The third study that we heard about is really a social media experiment about how to recruit patients to participate in clinical research. It’s a study in women with metastatic breast cancer, the investigators were seeking to enrol those women in a research study where the women would contribute their tumour specimen and other specimens into the study. Instead of doing it in the traditional way by going out to the medical community and asking doctors to find the patients, they just went directly to the patient community through social media, through websites, and what they found was a very rapid uptake of patient engagement in the study.
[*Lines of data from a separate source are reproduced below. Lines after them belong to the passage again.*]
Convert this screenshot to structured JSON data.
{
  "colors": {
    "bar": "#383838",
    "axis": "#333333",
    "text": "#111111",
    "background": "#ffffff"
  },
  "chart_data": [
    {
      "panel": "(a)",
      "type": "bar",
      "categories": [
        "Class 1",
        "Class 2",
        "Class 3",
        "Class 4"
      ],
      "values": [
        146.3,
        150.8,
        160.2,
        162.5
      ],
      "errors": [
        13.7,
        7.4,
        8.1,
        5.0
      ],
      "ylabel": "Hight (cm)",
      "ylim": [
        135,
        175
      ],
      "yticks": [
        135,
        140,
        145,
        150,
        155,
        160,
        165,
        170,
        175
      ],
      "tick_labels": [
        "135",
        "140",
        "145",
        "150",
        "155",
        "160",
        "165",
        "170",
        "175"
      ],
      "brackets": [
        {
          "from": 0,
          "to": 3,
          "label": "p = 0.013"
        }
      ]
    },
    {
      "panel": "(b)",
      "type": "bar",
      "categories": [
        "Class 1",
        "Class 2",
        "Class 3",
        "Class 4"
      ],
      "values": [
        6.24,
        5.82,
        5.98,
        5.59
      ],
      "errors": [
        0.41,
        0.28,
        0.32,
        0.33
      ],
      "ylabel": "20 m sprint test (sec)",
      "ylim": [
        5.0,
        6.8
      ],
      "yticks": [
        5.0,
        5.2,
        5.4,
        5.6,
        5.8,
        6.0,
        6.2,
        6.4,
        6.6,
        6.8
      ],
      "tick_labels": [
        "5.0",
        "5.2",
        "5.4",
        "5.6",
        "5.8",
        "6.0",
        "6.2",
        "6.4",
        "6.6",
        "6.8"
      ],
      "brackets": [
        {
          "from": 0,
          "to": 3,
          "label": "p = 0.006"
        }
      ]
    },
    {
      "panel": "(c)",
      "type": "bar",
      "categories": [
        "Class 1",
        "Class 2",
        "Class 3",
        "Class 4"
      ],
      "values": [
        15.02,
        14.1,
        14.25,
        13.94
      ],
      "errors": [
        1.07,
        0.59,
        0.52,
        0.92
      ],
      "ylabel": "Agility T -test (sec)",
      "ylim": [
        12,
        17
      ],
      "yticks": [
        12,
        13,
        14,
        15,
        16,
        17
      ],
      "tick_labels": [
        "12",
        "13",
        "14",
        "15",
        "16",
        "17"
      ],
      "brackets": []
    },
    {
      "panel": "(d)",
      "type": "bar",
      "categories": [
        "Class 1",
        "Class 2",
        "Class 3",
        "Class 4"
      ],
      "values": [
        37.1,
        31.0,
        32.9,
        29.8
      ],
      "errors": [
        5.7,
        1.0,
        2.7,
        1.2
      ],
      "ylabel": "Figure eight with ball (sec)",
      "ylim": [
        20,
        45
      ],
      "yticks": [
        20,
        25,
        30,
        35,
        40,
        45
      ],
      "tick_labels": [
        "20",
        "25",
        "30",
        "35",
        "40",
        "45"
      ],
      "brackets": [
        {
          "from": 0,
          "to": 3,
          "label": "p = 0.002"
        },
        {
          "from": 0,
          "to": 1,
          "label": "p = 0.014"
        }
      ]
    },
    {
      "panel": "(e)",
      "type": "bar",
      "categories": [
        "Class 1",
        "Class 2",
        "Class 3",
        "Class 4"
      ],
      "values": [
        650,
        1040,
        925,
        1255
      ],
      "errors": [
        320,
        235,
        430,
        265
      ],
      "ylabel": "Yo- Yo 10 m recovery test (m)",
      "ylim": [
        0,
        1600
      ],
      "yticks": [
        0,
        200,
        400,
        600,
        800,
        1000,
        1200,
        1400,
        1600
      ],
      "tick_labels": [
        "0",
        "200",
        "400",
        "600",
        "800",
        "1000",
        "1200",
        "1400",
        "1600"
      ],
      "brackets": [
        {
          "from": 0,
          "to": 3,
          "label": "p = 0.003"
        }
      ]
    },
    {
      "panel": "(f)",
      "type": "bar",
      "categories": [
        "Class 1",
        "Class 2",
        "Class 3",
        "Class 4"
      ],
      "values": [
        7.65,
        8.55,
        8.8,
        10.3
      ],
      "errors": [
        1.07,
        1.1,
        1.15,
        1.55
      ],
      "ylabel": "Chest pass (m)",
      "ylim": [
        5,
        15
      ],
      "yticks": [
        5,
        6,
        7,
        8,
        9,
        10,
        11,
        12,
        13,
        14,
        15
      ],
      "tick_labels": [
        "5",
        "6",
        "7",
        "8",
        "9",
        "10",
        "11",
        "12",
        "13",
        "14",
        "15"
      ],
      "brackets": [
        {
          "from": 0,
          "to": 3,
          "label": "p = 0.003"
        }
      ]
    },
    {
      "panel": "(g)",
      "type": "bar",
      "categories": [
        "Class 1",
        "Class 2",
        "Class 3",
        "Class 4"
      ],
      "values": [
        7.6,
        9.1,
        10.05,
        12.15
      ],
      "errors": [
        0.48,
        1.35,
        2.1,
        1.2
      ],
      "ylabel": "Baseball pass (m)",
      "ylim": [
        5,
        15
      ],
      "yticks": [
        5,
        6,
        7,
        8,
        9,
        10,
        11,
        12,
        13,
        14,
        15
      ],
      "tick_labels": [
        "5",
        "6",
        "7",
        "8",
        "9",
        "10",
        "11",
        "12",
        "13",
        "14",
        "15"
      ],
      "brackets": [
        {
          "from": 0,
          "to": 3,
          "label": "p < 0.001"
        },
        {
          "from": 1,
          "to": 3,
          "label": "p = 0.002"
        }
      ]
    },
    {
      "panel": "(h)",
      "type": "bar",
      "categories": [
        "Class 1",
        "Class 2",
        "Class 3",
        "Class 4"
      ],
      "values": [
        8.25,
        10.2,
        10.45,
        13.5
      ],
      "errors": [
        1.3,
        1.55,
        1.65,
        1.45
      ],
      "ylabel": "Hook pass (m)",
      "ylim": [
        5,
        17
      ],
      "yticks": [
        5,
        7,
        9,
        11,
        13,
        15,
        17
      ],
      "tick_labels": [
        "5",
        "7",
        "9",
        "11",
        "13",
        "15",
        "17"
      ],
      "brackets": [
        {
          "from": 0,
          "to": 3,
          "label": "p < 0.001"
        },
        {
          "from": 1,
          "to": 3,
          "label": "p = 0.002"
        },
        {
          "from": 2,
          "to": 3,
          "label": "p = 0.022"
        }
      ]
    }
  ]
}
Lots of interest, many patients enrolled in a very short period of time. We hear all the time about the fact that a very small percentage of adult cancer patients actually participate in clinical trials, 3-5% is the number typically quoted. The main reason for that, of course, is that patients are either unaware of the opportunity to participate in studies or aren’t given the opportunity to participate. What the study presented this morning demonstrated is that if you go directly to patients, patients are enthusiastic about the opportunities to participate in research, they view it as their contribution to developing better therapies for patients like them who have cancer. So we’re going to see this as an example of how to rapidly accelerate patient participation in clinical research by engaging the patients directly and we’ll find an enthusiastic response.